Sinking hours into BioShock 2 Remastered has only solidified just how excellent, and in many cases, better, BioShock 2 is compared to its predecessor and successor. The gameplay in BioShock 2 is probably the best it’s ever been, fixing many of the problems from the original game. As Subject Delta, players could now wield Plasmids and weapons at the same time, eliminating the juggling act from BioShock. The shooting controls were tightened, and players got to enjoy the arsenal of a Big Daddy. Even though BioShock Infinite is newer, BioShock 2 still plays well compared to it, especially since Infinite axed the weapon wheel.

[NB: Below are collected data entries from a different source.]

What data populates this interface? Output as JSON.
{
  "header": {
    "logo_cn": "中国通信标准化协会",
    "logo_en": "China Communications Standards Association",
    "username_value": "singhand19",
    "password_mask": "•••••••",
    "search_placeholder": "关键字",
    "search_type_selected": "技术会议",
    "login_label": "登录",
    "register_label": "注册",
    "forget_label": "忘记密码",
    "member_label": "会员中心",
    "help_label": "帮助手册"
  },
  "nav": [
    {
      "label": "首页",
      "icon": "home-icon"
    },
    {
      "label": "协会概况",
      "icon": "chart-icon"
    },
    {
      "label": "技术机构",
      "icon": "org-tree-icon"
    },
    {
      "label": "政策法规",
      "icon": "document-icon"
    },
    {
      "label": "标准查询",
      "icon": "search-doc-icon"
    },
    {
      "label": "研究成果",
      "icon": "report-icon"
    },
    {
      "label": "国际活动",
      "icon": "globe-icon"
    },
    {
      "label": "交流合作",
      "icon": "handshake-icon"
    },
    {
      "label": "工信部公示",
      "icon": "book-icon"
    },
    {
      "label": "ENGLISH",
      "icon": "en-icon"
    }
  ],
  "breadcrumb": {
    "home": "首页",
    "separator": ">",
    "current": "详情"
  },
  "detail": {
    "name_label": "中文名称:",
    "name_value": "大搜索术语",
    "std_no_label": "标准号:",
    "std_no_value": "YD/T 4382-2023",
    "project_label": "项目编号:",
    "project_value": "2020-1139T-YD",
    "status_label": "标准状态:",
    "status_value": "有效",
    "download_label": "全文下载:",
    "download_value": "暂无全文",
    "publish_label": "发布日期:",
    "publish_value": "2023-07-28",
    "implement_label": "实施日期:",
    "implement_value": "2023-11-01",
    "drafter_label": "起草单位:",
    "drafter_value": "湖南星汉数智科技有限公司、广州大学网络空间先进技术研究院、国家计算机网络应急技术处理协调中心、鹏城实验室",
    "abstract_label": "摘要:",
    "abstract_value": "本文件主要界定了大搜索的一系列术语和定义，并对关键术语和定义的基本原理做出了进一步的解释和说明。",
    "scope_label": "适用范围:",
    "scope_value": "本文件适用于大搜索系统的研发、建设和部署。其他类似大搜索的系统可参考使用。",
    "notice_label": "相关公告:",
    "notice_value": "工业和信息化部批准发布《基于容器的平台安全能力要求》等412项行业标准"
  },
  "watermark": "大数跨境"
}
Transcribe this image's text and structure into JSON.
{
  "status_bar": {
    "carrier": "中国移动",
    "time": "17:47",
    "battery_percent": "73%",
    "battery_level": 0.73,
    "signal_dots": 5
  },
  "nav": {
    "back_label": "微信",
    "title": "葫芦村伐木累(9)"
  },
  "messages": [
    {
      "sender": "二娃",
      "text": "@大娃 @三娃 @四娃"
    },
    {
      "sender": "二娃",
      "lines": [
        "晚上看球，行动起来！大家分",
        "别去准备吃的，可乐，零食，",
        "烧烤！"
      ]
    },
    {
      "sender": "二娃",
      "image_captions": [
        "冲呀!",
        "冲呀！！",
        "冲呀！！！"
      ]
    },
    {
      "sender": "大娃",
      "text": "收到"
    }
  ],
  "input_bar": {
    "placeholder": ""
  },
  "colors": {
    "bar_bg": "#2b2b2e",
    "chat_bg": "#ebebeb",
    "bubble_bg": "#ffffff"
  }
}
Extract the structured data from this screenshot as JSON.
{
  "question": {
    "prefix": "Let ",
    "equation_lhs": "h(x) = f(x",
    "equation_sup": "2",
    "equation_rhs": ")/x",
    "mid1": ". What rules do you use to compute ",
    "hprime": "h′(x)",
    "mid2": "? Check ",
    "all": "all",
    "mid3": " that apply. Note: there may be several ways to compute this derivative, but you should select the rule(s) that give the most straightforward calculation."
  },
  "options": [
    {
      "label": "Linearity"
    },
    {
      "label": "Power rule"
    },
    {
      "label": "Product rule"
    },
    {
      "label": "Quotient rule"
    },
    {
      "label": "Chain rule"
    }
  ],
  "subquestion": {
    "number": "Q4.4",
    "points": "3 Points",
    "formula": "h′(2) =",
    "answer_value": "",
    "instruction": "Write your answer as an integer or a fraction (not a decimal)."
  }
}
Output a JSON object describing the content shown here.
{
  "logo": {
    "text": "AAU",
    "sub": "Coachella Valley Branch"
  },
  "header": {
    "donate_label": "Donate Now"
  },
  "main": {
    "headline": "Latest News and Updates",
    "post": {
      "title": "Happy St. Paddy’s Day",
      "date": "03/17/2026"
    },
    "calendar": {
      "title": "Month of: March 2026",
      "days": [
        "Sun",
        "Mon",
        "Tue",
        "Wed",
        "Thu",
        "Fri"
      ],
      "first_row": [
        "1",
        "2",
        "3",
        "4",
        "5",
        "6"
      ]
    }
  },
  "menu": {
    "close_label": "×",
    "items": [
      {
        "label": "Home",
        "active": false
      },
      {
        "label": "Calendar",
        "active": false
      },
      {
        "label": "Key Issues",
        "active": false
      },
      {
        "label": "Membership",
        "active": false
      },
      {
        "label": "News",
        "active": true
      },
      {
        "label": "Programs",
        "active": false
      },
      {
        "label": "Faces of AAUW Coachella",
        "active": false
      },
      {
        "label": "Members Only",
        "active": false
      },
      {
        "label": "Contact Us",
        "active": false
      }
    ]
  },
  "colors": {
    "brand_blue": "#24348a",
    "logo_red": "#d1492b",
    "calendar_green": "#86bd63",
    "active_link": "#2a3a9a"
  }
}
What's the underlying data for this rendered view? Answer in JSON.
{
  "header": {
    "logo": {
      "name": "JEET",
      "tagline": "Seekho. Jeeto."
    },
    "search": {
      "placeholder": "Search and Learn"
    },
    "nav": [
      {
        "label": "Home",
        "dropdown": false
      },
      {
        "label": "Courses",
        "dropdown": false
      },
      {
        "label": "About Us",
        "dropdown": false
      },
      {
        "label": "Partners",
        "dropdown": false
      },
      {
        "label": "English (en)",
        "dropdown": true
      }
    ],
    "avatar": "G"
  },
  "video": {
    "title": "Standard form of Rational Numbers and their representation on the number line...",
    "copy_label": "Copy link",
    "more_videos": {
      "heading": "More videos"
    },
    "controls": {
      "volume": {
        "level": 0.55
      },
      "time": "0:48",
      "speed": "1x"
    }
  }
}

What makes BioShock 2 stand out is its story and the themes that surround it. While BioShock focused heavily on libertarianism and the philosophies of Ayn Rand, BioShock 2 focuses on collectivism and the philosophies of Karl Marx. While Andrew Ryan is content with letting things play out in Rapture as is, Sofia Lamb is more concerned about creating a collective whole. It’s entirely fascinating to look at these two characters, their extreme beliefs, and how each impacts Rapture and its denizens. As different as Sofia is from Andrew, she is every big just as fascinating of a character. Picking up audio diaries throughout BioShock 2 reveals clever insight into both character’s philosophies and how they interacted together.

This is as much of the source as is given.